Soap and other objects
By Zali Matthews
The afternoon is white and hot. Underneath the gabled roof of Ian Friend’s Californian Bungalow home, a soft breeze passes through. His studio, which takes residence in the front room of the house, is cool, shadowed and full of things. Works on paper can be found at every turn: lying half-painted on his low set working desk, stacked up in piles, or framed and leaning against the walls. Books of every variety – architecture, poetry and artist biographies – sit on side tables or lie open on his window lounge, as if he had just been reading. Brushes, pots of ink and small ceramic pieces are strewn about. Classical music plays faintly from the corner of the room, bathing the scene in a dappled shower of sound.
Friend is an eager conversationalist, and a natural storyteller. The discussion during our visit, initially focused on the works currently in his studio, quickly sways towards topics such as early modern science, religion and art theory. It’s clear just how intelligent and well-read a man Friend is. His desire for knowledge forms a vital part of his art practice; while spending his mornings making art, afternoons are often dedicated to books and music.

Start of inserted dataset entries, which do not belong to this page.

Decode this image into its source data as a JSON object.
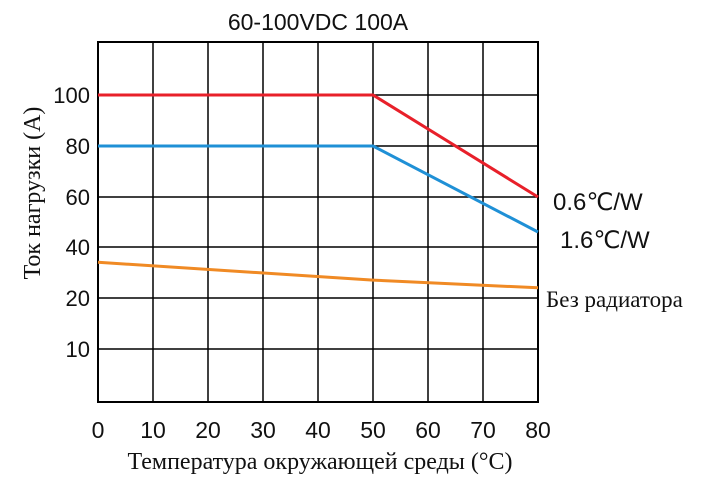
{
  "chart_data": {
    "type": "line",
    "title": "60-100VDC 100A",
    "xlabel": "Температура окружающей среды (°C)",
    "ylabel": "Ток нагрузки (A)",
    "x_ticks": [
      "0",
      "10",
      "20",
      "30",
      "40",
      "50",
      "60",
      "70",
      "80"
    ],
    "y_ticks": [
      "10",
      "20",
      "40",
      "60",
      "80",
      "100"
    ],
    "grid": true,
    "series": [
      {
        "name": "0.6℃/W",
        "color": "#e8202a",
        "x": [
          0,
          50,
          80
        ],
        "y": [
          100,
          100,
          60
        ]
      },
      {
        "name": "1.6℃/W",
        "color": "#1f90d6",
        "x": [
          0,
          50,
          80
        ],
        "y": [
          80,
          80,
          46
        ]
      },
      {
        "name": "Без радиатора",
        "color": "#f08a24",
        "x": [
          0,
          50,
          80
        ],
        "y": [
          34,
          27,
          24
        ]
      }
    ]
  }
}
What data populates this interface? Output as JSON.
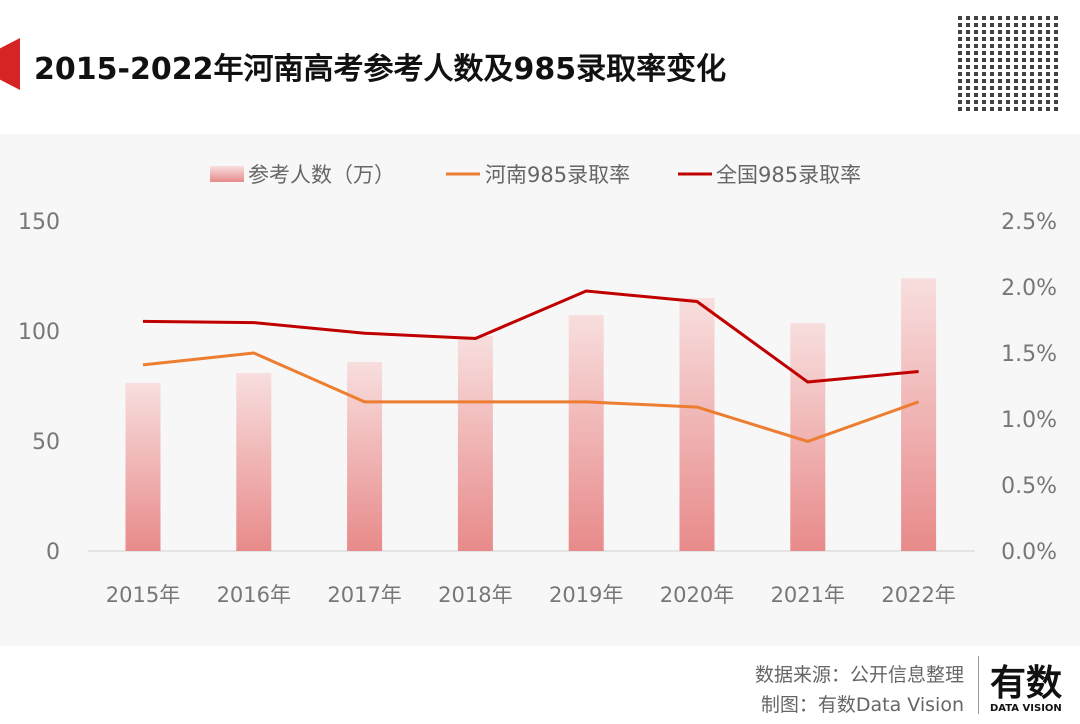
{
  "header": {
    "title": "2015-2022年河南高考参考人数及985录取率变化"
  },
  "footer": {
    "source": "数据来源：公开信息整理",
    "made_by": "制图：有数Data Vision",
    "logo_text": "有数",
    "logo_sub": "DATA VISION"
  },
  "chart_data": {
    "type": "bar+line",
    "categories": [
      "2015年",
      "2016年",
      "2017年",
      "2018年",
      "2019年",
      "2020年",
      "2021年",
      "2022年"
    ],
    "left_axis": {
      "ylim": [
        0,
        150
      ],
      "ticks": [
        "0",
        "50",
        "100",
        "150"
      ]
    },
    "right_axis": {
      "ylim": [
        0,
        2.5
      ],
      "ticks": [
        "0.0%",
        "0.5%",
        "1.0%",
        "1.5%",
        "2.0%",
        "2.5%"
      ]
    },
    "legend_position": "top",
    "series": [
      {
        "name": "参考人数（万）",
        "type": "bar",
        "axis": "left",
        "color": "#e88a8a",
        "values": [
          76.4,
          80.9,
          85.9,
          97.7,
          107.3,
          115,
          103.6,
          124
        ]
      },
      {
        "name": "河南985录取率",
        "type": "line",
        "axis": "right",
        "color": "#ed7d31",
        "values": [
          1.41,
          1.5,
          1.13,
          1.13,
          1.13,
          1.09,
          0.83,
          1.13
        ]
      },
      {
        "name": "全国985录取率",
        "type": "line",
        "axis": "right",
        "color": "#c00000",
        "values": [
          1.74,
          1.73,
          1.65,
          1.61,
          1.97,
          1.89,
          1.28,
          1.36
        ]
      }
    ]
  }
}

Such influences find themselves reflected in the works he creates – in their subtle tonal variations, elemental forms and abstracted compositions – as well as in their titles. Several works in this exhibition are named after musical compositions: Blue Silence, a neoclassical instrumental piece by Soviet-born Australian composer Elena Kats-Chernin, is slow and yearningly melancholic; the ambient jazz work Angel Song (1997) is sharp-noted and forlorn; and Dutch classical composer Simeon ten Holt’s (1923-2012) magnum opus Canto Ostinato (1979) adopts a high-pitched canter, oscillating across endless tonal peaks and troughs.
One can clearly imagine Friend painting these works while their namesakes played on in the corner of his studio. Gazing at his Blue Silence works, it’s almost possible to hear that yearning cadence of the music – to feel the sensation of sinking deep into ocean waters as bubbles scurry to the surface; and that jittering persistence of Canto Ostinato echoed in the hurried dotting of his amorphous, cloudy forms.
Friend’s inspirations are not limited to music. History, art theory and poetry also intermingle here. Pier and Ocean, for instance, refers to the ruined West Pier in Brighton, England, that gradually fell into disrepair in the late twentieth century and burned down in 2003 to its spindly, metal skeleton. Much like the 2010 night-time laser show that illuminated this ruined pier, Pier and Ocean pulls light washes down the paper, reuniting pier and shore.
The songs, poems and stories informing Friend’s works emerge as abstract, rounded forms, sometimes large and elongated, fine and peppery, or translucent and amorphous. They are repeated endlessly, compulsively: in white clumps, like snow; or in groups of fine dots, like small perforations in paper, clustered galaxies or sheets of falling rain. Looking at Friend’s works, the viewer is given the impression of looking both in and out, at atoms and at galaxies. Friend blurs the boundaries between micro- and macrocosms, removing human scale.
Also present in this exhibition are several patinated bronze sculptures which sit atop soaring, pyramidal ironbark plinths, the first sculptures created by Friend since the 1980s. Two works from this group depict a curious, cinched-like shape cast into patinated bronze and gold. They are named Soap, after the seminal prose poem by French poet Francis Ponge (1899-1988). Written during the German occupation of France in WWII, Ponge speaks of soap with child-like wonder, describing it as, “A sort of stone, but which does not let itself be rolled around in nature: it slips between your fingers, and melts before your eyes rather than be rolled about by water.”[1] The shape of the rounded soap-stone, and those white, foaming bubbles that form perfect spheres just before they pop, repeats endlessly across this exhibition: one sees them in the heavy ovoid form in Tears/Sleep (after Ivor Gurney), and in several white, cloudy masses.
Curiously, Friend’s Soap sculptures take on another shape. Resembling the torso of a woman, an hourglass or a bone, this shape is in fact moulded from a well-used soap bar. This is a shape formed with time and love; eroded not by natural elements, but by the steady friction of human hands. There is a quiet, fragile dignity to the well-worn soap bar, with its various hairline cracks. Cast in bronze and gold, Friend pays homage to Ponge’s loving prose, elevating this ordinary object towards something greater than itself. Past and present stretch and collide; personal acts become universal; and the days keep on running away.
[1] Francis Ponge, Soap, trans. Lane Dunlop (London: Stanford University Press, 1969), 14.